Project Type: Master/Diploma Thesis
Student: Böhm Christoph

 

 Speaker segmentation in audio data is a common task in today's speech processing. In fact, it is more a preparatory step preceding further algorithms such as speaker diarization algorithms that need single-speaker segments to sort them by different speakers. Nevertheless, speaker segmentation is not a trivial problem especially if no information is given on the speakers. Up to now, speaker segmentation algorithms do not produce reliable results. There are different approaches that are almost exclusively based on cepstral-domain features. One of them is the so called DISTBIC algorithm which is a two step segmentation process.
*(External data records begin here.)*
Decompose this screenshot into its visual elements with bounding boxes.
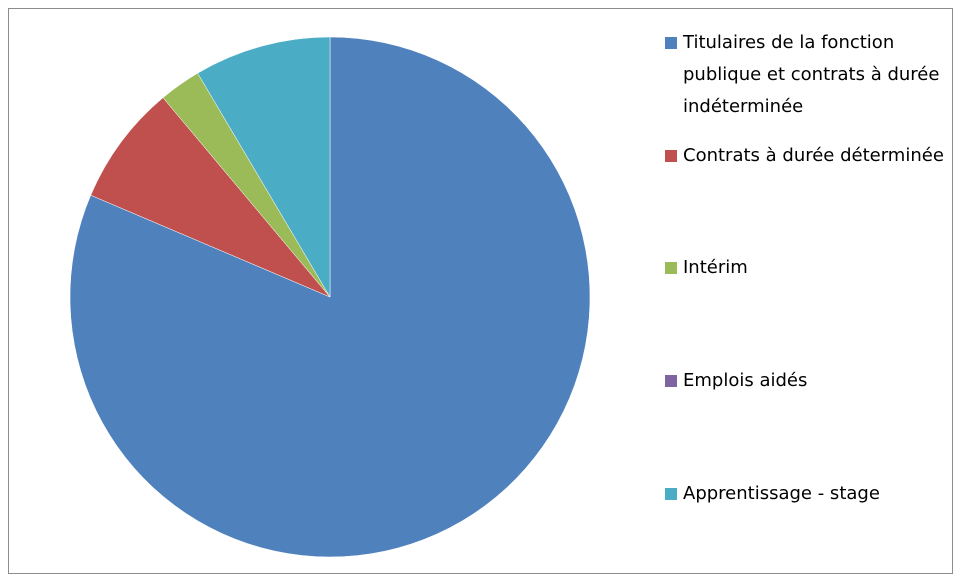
pie-slice: [90, 97, 331, 298]
legend-entry: Contrats à durée déterminée: [665, 140, 950, 172]
legend-label: Contrats à durée déterminée: [683, 145, 944, 166]
legend-swatch: [665, 37, 677, 49]
legend-entry: Titulaires de la fonction publique et co…: [665, 27, 950, 123]
legend-label: Titulaires de la fonction publique et co…: [683, 32, 940, 117]
legend-swatch: [665, 262, 677, 274]
legend-entry: Emplois aidés: [665, 365, 950, 397]
chart-frame: [8, 8, 953, 574]
legend-swatch: [665, 375, 677, 387]
legend-label: Emplois aidés: [683, 370, 808, 391]
legend-label: Apprentissage - stage: [683, 483, 880, 504]
legend-swatch: [665, 488, 677, 500]
legend-label: Intérim: [683, 257, 748, 278]
legend-entry: Intérim: [665, 252, 950, 284]
legend-swatch: [665, 150, 677, 162]
pie-slice: [197, 36, 331, 298]
legend-entry: Apprentissage - stage: [665, 478, 950, 510]
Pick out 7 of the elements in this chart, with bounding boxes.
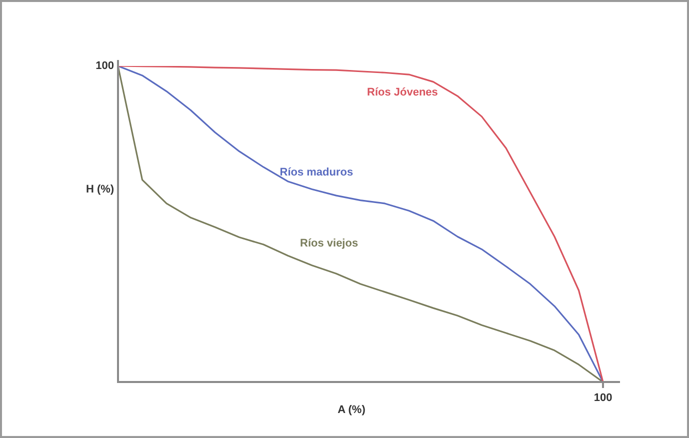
y-axis-title: H (%) bbox=[86, 183, 114, 196]
series-label: Ríos maduros bbox=[280, 166, 354, 178]
series-label: Ríos Jóvenes bbox=[367, 86, 438, 99]
series-label: Ríos viejos bbox=[300, 237, 358, 250]
text: 100 bbox=[594, 392, 612, 404]
text: 100 bbox=[96, 60, 114, 72]
x-axis-title: A (%) bbox=[338, 404, 366, 416]
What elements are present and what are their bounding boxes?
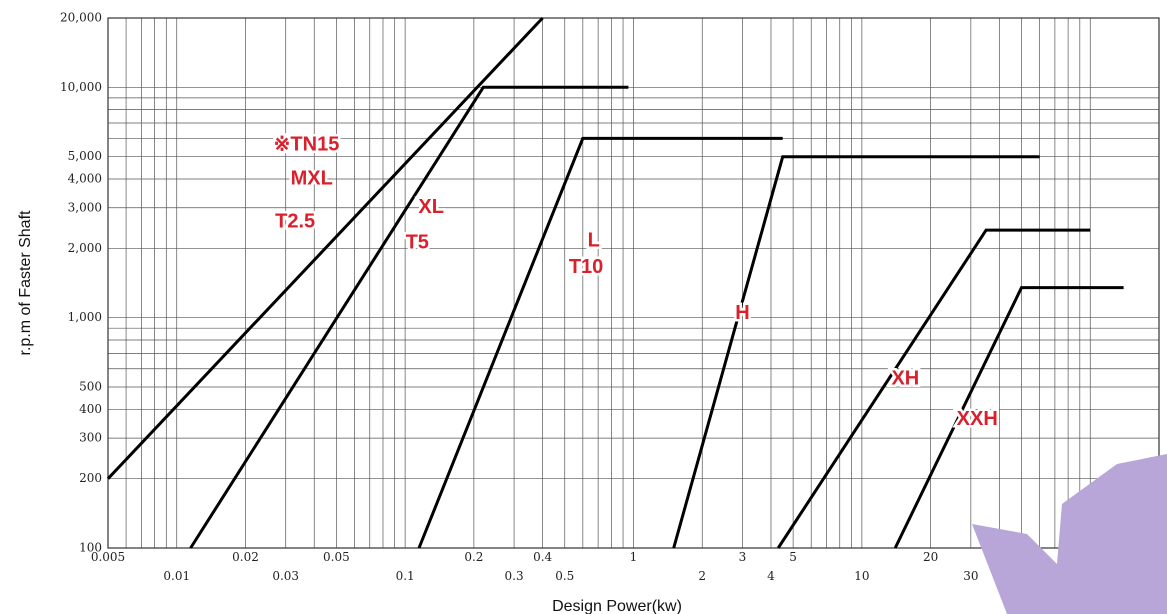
y-tick-label: 20,000 [60,11,102,25]
y-tick-label: 100 [79,541,102,555]
x-tick-label: 0.3 [505,569,524,583]
x-tick-label: 0.2 [464,550,483,564]
x-tick-label: 3 [739,550,747,564]
x-tick-label: 0.03 [272,569,299,583]
x-axis-title: Design Power(kw) [552,598,682,614]
x-tick-label: 30 [963,569,978,583]
boundary-line-3 [417,136,783,549]
y-tick-label: 5,000 [68,149,102,163]
region-label: T5 [406,232,429,254]
x-tick-label: 10 [854,569,869,583]
region-label: T2.5 [275,210,315,232]
horizontal-grid [108,17,1159,549]
y-tick-label: 1,000 [68,310,102,324]
region-label: XXH [957,408,998,430]
x-tick-label: 0.5 [555,569,574,583]
y-tick-labels: 100 200 300 400 500 1,000 2,000 3,000 4,000 5,000… [60,11,102,555]
y-tick-label: 400 [79,402,102,416]
x-tick-label: 20 [923,550,938,564]
region-label: XL [418,196,444,218]
y-tick-label: 200 [79,471,102,485]
plot-frame [107,17,1160,549]
boundary-line-1 [106,16,544,480]
boundary-lines [106,16,1124,549]
y-axis-title: r.p.m of Faster Shaft [17,210,34,356]
x-tick-label: 1 [630,550,638,564]
y-tick-label: 3,000 [68,200,102,214]
region-label: T10 [569,256,603,278]
region-label: XH [891,368,919,390]
boundary-line-4 [672,155,1040,549]
y-tick-label: 2,000 [68,241,102,255]
x-tick-label: 4 [767,569,775,583]
x-tick-label: 0.005 [91,550,125,564]
y-tick-label: 4,000 [68,171,102,185]
vertical-grid [107,18,1160,548]
boundary-line-5 [776,228,1091,549]
x-tick-label: 0.01 [163,569,190,583]
x-tick-label: 5 [789,550,797,564]
region-label: H [735,302,749,324]
region-labels: ※TN15 MXL T2.5 XL T5 L T10 H XH XXH [271,131,1000,433]
y-tick-label: 10,000 [60,80,102,94]
y-tick-label: 300 [79,431,102,445]
gear-watermark [972,454,1167,614]
x-tick-label: 0.02 [232,550,259,564]
region-label: ※TN15 [274,134,340,156]
x-tick-label: 2 [698,569,706,583]
boundary-line-2 [189,85,629,549]
region-label: MXL [291,167,333,189]
x-tick-label: 0.05 [323,550,350,564]
region-label: L [588,229,600,251]
boundary-line-6 [893,286,1124,549]
y-tick-label: 500 [79,380,102,394]
x-tick-label: 0.1 [396,569,415,583]
x-tick-label: 0.4 [533,550,552,564]
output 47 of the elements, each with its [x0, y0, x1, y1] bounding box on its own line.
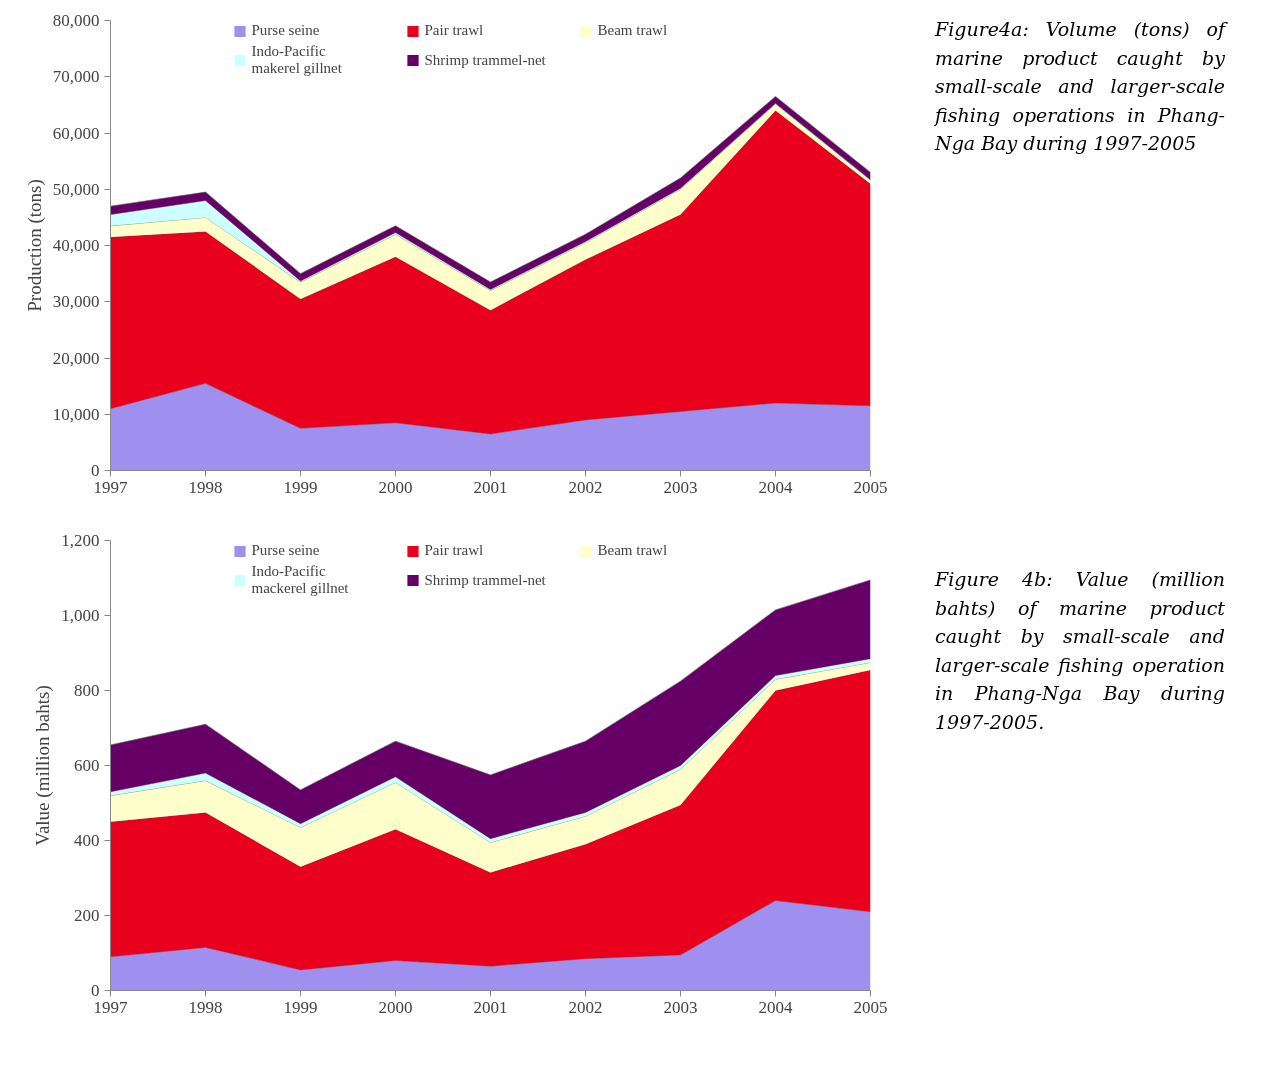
y-tick-label: 600 — [74, 756, 100, 775]
legend-label: Indo-Pacific mackerel gillnet — [251, 563, 350, 597]
legend-label: Shrimp trammel-net — [424, 571, 547, 589]
legend-label: Shrimp trammel-net — [424, 51, 547, 69]
x-tick-label: 1999 — [283, 997, 318, 1017]
x-tick-label: 2003 — [663, 997, 698, 1017]
x-tick-label: 2001 — [473, 477, 508, 497]
x-tick-label: 2000 — [378, 997, 413, 1017]
x-tick-label: 2005 — [853, 477, 888, 497]
x-tick-label: 1999 — [283, 477, 318, 497]
x-tick-label: 2004 — [758, 477, 793, 497]
y-tick-label: 60,000 — [52, 123, 100, 143]
y-tick-label: 70,000 — [52, 67, 100, 87]
y-tick-label: 80,000 — [52, 11, 100, 30]
y-axis-title: Value (million bahts) — [32, 685, 55, 846]
x-tick-label: 2001 — [473, 997, 508, 1017]
legend-label: Indo-Pacific makerel gillnet — [251, 43, 343, 77]
x-tick-label: 2000 — [378, 477, 413, 497]
x-tick-label: 1998 — [188, 997, 223, 1017]
x-tick-label: 1998 — [188, 477, 223, 497]
x-tick-label: 2002 — [568, 477, 603, 497]
y-tick-label: 0 — [91, 461, 100, 480]
legend-label: Purse seine — [251, 542, 321, 559]
y-axis-title: Production (tons) — [23, 179, 46, 312]
x-tick-label: 2002 — [568, 997, 603, 1017]
x-tick-label: 2005 — [853, 997, 888, 1017]
y-tick-label: 200 — [74, 906, 100, 925]
y-tick-label: 0 — [91, 981, 100, 1000]
legend-label: Beam trawl — [597, 22, 669, 39]
y-tick-label: 20,000 — [52, 348, 100, 368]
y-tick-label: 40,000 — [52, 236, 100, 255]
legend-label: Beam trawl — [597, 542, 669, 559]
y-tick-label: 10,000 — [52, 404, 100, 424]
x-tick-label: 1997 — [93, 997, 128, 1017]
x-tick-label: 2004 — [758, 997, 793, 1017]
x-tick-label: 1997 — [93, 477, 128, 497]
legend-label: Pair trawl — [424, 22, 485, 39]
y-tick-label: 30,000 — [52, 292, 100, 312]
y-tick-label: 1,000 — [61, 606, 100, 625]
y-tick-label: 50,000 — [52, 179, 100, 199]
caption: Figure 4b: Value (million bahts) of marine product caught by small-scale and larger-scale fishing operation in Phang-Nga Bay during 1997-2005. — [935, 567, 1225, 735]
y-tick-label: 800 — [74, 681, 100, 700]
x-tick-label: 2003 — [663, 477, 698, 497]
y-tick-label: 1,200 — [61, 531, 100, 550]
y-tick-label: 400 — [74, 831, 100, 850]
legend-label: Purse seine — [251, 22, 321, 39]
legend-label: Pair trawl — [424, 542, 485, 559]
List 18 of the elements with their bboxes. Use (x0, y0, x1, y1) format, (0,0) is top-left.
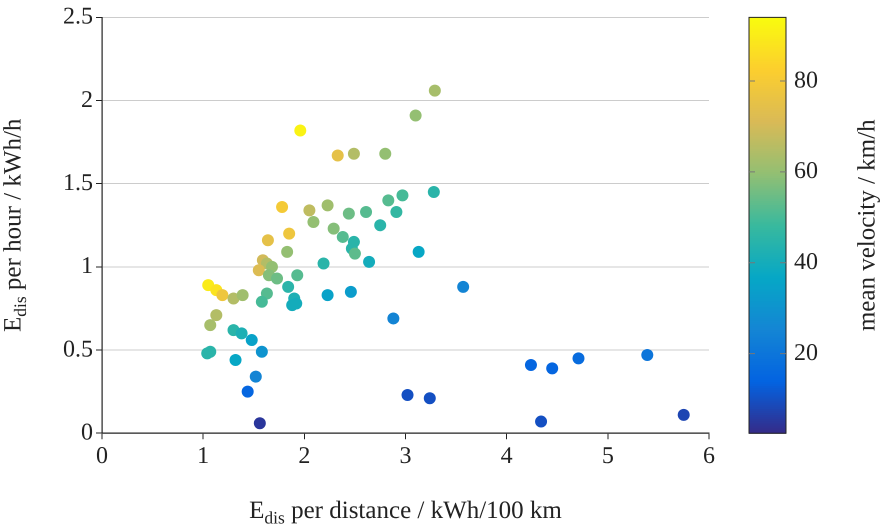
x-tick-label: 4 (500, 442, 513, 469)
y-tick-label: 2 (81, 86, 93, 113)
color-bar-label: 40 (794, 249, 818, 276)
y-tick-label: 0 (81, 419, 93, 446)
x-tick-label: 3 (400, 442, 412, 469)
color-bar-label: 60 (794, 158, 818, 184)
y-tick-label: 1 (81, 253, 93, 280)
color-bar-label: 20 (794, 340, 818, 366)
y-tick-label: 1.5 (63, 170, 93, 196)
color-bar-title: mean velocity / km/h (854, 118, 881, 332)
y-axis-title: Edis per hour / kWh/h (0, 118, 30, 332)
color-bar-label: 80 (794, 67, 818, 94)
x-tick-label: 1 (197, 442, 210, 469)
y-tick-label: 0.5 (63, 336, 93, 362)
y-tick-label: 2.5 (63, 4, 93, 30)
x-tick-label: 2 (298, 442, 310, 469)
x-tick-label: 5 (602, 442, 614, 469)
x-tick-label: 6 (703, 442, 715, 469)
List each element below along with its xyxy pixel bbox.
This process uses a metric-based distance measurement (DIST) followed by the commonly used BIC (Bayesian information criterion) to detect speaker turns. Since it provides comparatively good segmentation results, the DISTBIC algorithm is used as a reference for the work of this diploma thesis. Unlike DISTBIC, the presented approach is not based on cepstral-domain features but on a distance measurement working in the frequency-domain considering the speaker-dependent parts of the spectrum. To enhance the detection performance, the spectrum is adapted using normalising techniques. The significant improvements of the proposed algorithm's separation results compared to the results of the DISTBIC algorithm are presented with the help of the TIMIT database and indexed Westddeutscher Rundfunk broadcasting data.